Il ne peut être question ici de discuter la légitimité ou la non-légitimité de ce mouvement. Il suffit, pour ce qui nous intéresse, d'en constater l'existence. Comment les peuples traduisent-ils cette tendance à l'unité ? De deux façons : en réunissant sous le même gouvernement tous les individus qui parlent la langue nationale, ou en réunissant les éléments hétérogènes qui coexistent dans les nations, au profit d'un de ces éléments qui devient prépondérant, et dont les caractéristiques deviennent dès lors des caractéristiques nationales. Ainsi, les Allemands s'efforcent d'assimiler les Alsaciens et les Polonais ; les Russes obligent les Polonais à entretenir les universités russes qui les dénationalisent ; en Autriche, les Allemands tentent d'absorber les Tchèques ; en Hongrie "les orphelins slovaques sont enlevés du pays où on parle leur langue et transférés dans des comitats magyars (14)". Si ces éléments hétérogènes ne se laissent pas absorber, il y a lutte, lutte souvent violente, et qui se manifeste de multiples façons : depuis la persécution jusqu'à parfois l'expulsion.
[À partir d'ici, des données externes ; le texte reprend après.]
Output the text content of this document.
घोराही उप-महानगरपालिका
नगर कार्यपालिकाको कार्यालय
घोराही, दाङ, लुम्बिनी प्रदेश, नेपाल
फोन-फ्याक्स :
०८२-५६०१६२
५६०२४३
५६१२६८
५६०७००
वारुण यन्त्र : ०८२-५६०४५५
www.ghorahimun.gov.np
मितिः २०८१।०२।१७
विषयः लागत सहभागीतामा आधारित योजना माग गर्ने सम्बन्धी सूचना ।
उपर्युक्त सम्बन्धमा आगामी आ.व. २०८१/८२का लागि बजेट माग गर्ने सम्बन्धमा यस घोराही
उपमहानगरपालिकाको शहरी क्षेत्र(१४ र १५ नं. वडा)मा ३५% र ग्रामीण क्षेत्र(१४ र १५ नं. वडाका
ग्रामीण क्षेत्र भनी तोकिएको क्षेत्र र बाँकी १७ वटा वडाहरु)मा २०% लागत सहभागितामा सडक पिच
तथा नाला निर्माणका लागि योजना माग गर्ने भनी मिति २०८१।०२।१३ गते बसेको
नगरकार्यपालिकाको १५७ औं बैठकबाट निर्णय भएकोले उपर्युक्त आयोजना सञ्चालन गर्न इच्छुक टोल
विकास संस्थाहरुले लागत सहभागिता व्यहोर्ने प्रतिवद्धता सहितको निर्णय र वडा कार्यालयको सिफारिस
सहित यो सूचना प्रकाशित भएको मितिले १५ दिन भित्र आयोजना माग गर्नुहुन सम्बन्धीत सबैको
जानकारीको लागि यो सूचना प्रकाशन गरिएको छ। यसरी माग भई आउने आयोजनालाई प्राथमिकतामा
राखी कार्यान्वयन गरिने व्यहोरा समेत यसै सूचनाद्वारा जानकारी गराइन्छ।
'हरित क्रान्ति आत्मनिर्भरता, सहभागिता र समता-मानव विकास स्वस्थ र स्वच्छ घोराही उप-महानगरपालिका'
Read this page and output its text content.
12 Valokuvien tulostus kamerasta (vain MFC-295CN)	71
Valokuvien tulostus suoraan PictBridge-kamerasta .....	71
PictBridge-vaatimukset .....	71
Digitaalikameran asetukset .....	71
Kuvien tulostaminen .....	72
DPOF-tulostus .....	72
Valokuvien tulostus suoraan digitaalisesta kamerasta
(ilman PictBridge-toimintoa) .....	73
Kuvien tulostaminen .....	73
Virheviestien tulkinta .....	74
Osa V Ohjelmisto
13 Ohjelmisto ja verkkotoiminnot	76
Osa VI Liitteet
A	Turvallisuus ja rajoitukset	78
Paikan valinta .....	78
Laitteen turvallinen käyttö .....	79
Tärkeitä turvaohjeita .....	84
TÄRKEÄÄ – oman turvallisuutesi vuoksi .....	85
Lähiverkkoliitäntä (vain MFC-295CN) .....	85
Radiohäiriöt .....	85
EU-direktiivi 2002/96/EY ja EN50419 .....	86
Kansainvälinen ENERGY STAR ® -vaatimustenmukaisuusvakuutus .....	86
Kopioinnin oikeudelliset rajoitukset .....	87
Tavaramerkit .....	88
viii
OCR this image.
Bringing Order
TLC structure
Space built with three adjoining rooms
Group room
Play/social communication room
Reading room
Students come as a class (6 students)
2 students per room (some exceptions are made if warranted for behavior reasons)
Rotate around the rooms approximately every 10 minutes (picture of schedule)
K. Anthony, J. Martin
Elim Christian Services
Or, au milieu de toutes les nations de l'Europe, les Juifs existent comme une communauté confessionnelle, croyant à sa nationalité, ayant conservé un type particulier, des aptitudes spéciales et un esprit propre. Les nations, en luttant contre les éléments hétérogènes qu'elles contenaient, furent conduites à lutter contre les Juifs, et l'antisémitisme fut une des manifestations de cet effort que firent les peuples pour réduire les individualités étrangères.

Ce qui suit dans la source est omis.